Le paquebot - voilier de Boulogne

A la suite d'un (court) déplacement à Boulogne-Billancourt, j'en profite pour aller jeter un œil à la toute nouvelle Fondation Louis Vuitton, dans le Bois de Boulogne voisin. Au nord du bois, à la limite de Neuilly-sur-Seine et contiguë au jardin d'acclimatation, la construction de Frank Gehry, le célèbre architecte américain, est impressionnante. C'est un véritable paquebot de béton, d'un volume saisissant, qui a acquis une légèreté étonnante en se munissant de "voiles" de verre translucide qui enserrent le paquebot dans des écailles géantes. Les filtres colorées ajoutés par Daniel Buren sur ces voiles, selon ses immuables principes, achèvent le tableau en lui donnant une touche primesautière égayant le béton.
  

Il n'y a pas d'exposition en ce moment (la Collection Chtchoukine vient de fermer ses portes), l'avantage en étant que les lieux sont très calmes, que l'on peut se balader ad libitum dans la Fondation, et il y a de quoi y passer du temps. L'intérieur est monumental. En bas, une salle de spectacle au plancher en bois blond attend les concertistes, en offrant à travers ses larges baies vitrées des vues sur les plans d'eau entourant la Fondation, micro-océan sur lequel semble voguer le paquebot-voilier. Un ascenseur vous emmène en 2 temps 3 mouvements tout en haut, sur le pont supérieur serais-je tenté de dire. Un pont qui offre une vue magnifique sur les environs, juste en-dessous le Jardin d'Acclimatation, un peu plus loin la Défense et ses tours, de l'autre côté le Bois de Boulogne et Paris qui se profile au loin. Et ce pont n'est pas un désert minéral, puisque des jardins suspendus (sommes-nous dans un nouveau Babylone ?) nous accompagnent lorsque l'on monte et descend les marches qui relient les multiples niveaux de la grande terrasse.
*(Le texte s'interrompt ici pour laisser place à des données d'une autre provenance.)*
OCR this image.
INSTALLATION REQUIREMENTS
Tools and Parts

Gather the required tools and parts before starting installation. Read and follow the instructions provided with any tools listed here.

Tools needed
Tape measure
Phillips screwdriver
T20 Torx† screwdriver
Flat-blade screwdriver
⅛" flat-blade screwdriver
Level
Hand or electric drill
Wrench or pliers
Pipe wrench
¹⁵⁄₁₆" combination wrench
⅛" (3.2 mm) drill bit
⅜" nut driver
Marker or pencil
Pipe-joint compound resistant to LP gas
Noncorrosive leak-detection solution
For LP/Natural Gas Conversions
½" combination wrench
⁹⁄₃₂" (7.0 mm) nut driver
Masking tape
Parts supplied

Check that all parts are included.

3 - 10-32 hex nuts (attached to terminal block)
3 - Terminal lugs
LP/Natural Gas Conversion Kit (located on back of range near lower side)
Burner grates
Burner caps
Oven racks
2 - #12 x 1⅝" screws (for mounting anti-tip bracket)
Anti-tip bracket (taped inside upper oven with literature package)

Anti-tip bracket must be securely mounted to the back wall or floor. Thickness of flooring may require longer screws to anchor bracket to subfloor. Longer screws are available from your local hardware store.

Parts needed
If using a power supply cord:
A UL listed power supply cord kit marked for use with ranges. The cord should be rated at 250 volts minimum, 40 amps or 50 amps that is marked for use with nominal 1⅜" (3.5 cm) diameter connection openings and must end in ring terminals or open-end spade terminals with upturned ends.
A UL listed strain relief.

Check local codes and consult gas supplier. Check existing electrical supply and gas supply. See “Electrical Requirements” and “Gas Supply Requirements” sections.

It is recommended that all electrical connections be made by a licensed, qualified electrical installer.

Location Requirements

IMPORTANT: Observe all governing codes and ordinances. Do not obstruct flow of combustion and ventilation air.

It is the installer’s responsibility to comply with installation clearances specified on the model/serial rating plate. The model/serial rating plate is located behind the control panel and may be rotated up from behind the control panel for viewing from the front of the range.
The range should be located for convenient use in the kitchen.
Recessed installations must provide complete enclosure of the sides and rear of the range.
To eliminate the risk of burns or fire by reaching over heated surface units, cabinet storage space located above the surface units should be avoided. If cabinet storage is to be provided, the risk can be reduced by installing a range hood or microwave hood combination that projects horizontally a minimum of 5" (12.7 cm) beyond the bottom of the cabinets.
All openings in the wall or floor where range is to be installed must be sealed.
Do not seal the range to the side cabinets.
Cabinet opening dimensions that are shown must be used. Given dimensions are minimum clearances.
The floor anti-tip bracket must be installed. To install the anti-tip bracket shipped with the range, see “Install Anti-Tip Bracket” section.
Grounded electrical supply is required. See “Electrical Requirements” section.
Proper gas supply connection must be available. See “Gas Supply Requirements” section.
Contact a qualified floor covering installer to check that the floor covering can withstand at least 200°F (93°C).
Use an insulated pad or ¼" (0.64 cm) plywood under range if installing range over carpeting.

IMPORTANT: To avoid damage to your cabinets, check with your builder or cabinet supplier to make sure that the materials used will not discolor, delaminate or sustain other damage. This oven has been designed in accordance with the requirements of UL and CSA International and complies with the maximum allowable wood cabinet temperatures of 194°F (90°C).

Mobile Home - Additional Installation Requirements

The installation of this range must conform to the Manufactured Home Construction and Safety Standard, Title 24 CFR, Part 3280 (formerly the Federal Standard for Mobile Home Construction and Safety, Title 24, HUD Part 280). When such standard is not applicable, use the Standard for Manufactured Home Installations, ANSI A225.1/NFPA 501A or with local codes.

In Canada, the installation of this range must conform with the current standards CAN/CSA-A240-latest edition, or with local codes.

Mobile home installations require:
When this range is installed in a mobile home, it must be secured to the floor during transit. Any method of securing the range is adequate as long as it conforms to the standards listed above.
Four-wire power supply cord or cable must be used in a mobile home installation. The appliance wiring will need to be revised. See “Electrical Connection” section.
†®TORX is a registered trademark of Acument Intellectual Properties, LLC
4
Au-dessus de nous, les pans colorés jouent de leur transparence pour engendrer des fluctuations de lumière quand le soleil le veut bien. On peut passer une bonne heure à profiter de cet endroit, quel bel endroit !
 





A l'intérieur, plusieurs mini-expositions décrivent la genèse des 
lieux, depuis les premiers dessins, très simples, de M. Gehry, accrochés aux murs, jusqu'à la conception assistée par ordinateur pour positionner les milliers de tonnes de béton nécessaires à la construction. D'étranges poissons (préhistoriques ?) lumineux nagent au-dessus du fort chic restaurant, une reproduction du bâtiment est suspendue au-dessus de nos têtes, des volumes inédits se répondent les uns aux autres, jusqu'au grand hall d'entrée où passent visiteurs et où s'activent les (nombreux) employés de la Fondation.